Após lançar um olhar a Zaca sob aquelas sobrancelhas escuras, ela enfiou uma camiseta de banda toda surrada, mas de um jeito maneiro, por cima do vestido e continuou se olhando no espelho.

— O vocalista dessa banda jogou essa camisa em mim no show que eu fui. — revelou ela — Desde então eu só compro roupas que combinem com ela.

Eu achei que estava apaixonada, mas isso foi antes de ver a cara do Zaca. Ele estava praticamente babando.

— Esse vestido é para o baile de formatura? — perguntei.

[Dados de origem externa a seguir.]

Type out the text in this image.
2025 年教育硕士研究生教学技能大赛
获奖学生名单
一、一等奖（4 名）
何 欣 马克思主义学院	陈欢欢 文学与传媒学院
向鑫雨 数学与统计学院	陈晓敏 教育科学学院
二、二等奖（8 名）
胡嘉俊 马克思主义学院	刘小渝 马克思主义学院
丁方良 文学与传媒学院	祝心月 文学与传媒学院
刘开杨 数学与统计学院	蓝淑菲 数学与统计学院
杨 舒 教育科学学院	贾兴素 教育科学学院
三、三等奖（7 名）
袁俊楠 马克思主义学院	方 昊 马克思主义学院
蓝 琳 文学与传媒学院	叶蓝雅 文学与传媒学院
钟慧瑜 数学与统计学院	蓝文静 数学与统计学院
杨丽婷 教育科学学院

— É, aquela droga. — falou a garota, entediada — Eu sou da equipe que organiza o baile. Não posso não ir.

— Não vai usar seu inigualável chapéu de corvo? — provocou Zaca, brincalhão. A garota corou violentamente, mas sorriu como se tivesse achado graça naquela fala. Seria... interesse? Anotei o fato mentalmente para que pudesse comentar com Zaca quando estivéssemos sozinhos.

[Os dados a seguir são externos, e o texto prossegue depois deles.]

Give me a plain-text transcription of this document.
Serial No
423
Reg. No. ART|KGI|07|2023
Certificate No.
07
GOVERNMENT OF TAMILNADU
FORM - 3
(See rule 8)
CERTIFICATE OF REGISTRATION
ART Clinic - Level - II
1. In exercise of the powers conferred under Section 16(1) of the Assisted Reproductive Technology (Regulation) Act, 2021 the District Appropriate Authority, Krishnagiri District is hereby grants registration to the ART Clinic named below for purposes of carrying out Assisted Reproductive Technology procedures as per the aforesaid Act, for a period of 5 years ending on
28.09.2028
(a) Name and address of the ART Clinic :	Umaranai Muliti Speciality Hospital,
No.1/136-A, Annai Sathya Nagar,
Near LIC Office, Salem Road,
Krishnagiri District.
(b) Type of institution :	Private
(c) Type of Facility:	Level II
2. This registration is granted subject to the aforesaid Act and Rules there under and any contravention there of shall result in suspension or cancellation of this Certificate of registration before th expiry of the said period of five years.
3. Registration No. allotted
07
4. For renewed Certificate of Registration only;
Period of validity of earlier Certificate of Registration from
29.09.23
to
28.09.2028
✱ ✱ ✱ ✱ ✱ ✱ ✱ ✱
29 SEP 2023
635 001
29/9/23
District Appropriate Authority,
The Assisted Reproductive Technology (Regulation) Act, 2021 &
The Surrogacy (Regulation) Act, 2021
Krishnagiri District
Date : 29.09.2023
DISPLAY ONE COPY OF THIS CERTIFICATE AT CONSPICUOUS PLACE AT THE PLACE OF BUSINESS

— É que eu raspei a cabeça no final de semana e ficou péssimo, então comprei zilhões dessas coisas. — e apontou para a peruca. Logo depois, ela se apresentou: — Eu sou Ava.

— Muito prazer, Ava. — estendi a mão para cumprimentá-la, empolgada em fazer amizade com uma pessoa que não liga para moda e prefere morrer a ir a bailes escolares — Eu sou Valéria, e esse é...

— Zacarias Eifler. — completou Ava antes de mim, e deu de ombros ao notas nossas expressões, confusas por motivos diferentes — Eu sou fã da sua coluna no jornal da escola.

Zaca parecia estar à beira de uma síncope, e francamente, eu também. Ninguém, absolutamente ninguém, se importava com os artigos de opinião de Zaca sobre videogames e quadrinhos. Ou era o que pensávamos.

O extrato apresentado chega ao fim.